A new paper reports an 88.5% average relative improvement across 126 model-environment settings by adapting the runtime interface around a frozen LLM. The code-as-agent-harness thesis suggests production agent improvements should target the harness, not the model.
Key facts
- 88.5% average relative improvement across 7 environments
- 126 model-environment settings tested
- 18 backbones evaluated
- Harness from one trajectory generalizes to 17 other backbones
- Method leaves LLM frozen, modifies only runtime interface
A new preprint, shared by @omarsar0, advances the 'code-as-agent-harness' thesis: frozen LLMs wrapped in adaptive runtimes outperform fine-tuned models across deterministic environments. The paper reports an average relative improvement of 88.5% across 7 deterministic environments, 126 model-environment settings, and 18 backbones [According to @omarsar0].

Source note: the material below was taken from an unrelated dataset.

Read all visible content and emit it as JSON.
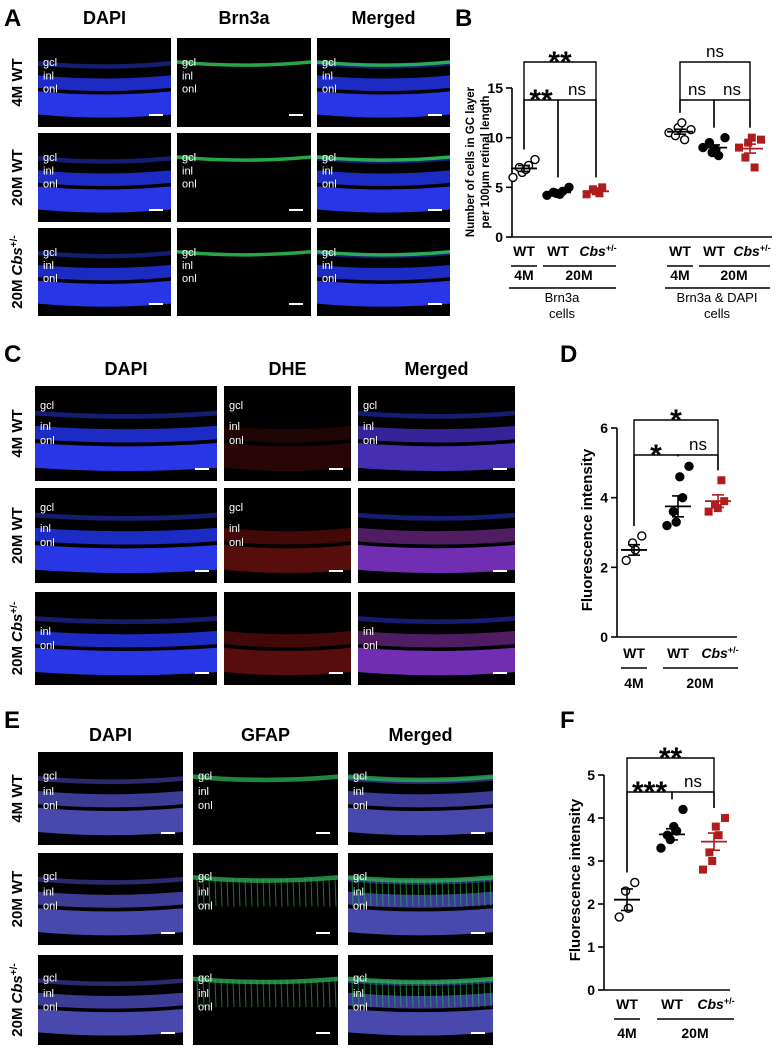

Crucially, a harness learned from one model trajectory generalizes to 17 other backbones. That tells you the harness is capturing environment structure, not model-specific patterns. This finding directly challenges the prevailing assumption that agent performance gains require model-level interventions such as SFT or RLHF.
How the harness works
The method leaves the LLM untouched. Instead, it converts recurring interaction failures into reusable interventions on the harness side. The harness is a runtime layer that intercepts model outputs, applies corrections based on past failures, and re-ranks candidate actions before execution. This mirrors production patterns at companies like Anthropic and OpenAI, where 'tool-use' wrappers and 'safety classifiers' sit between the model and environment.
The unique take
If you ship agents in production, your harness work is more portable than you might assume. The paper's generalization result implies that a team building a harness for one LLM can reuse that harness across model swaps — a significant operational cost saving. This is the opposite of the current trend where teams rebuild agent scaffolds for each new model release.
Limitations
The paper only evaluates deterministic environments (coding benchmarks, grid-world tasks). Stochastic or partially-observed environments may require different harness strategies. The preprint does not disclose training compute or harness complexity, making direct cost comparisons difficult.
Key Takeaways
- Paper shows 88.5% improvement by adapting runtime interface around frozen LLM.
- Harness generalizes across 18 backbones, challenging model-centric agent improvement.
What to watch

Watch for follow-up work extending the harness approach to stochastic environments (e.g., WebShop, ALFWorld) and whether production agent teams at Anthropic or OpenAI adopt harness-first debugging as standard practice. Also track if the preprint's generalization claim replicates on proprietary enterprise backbones.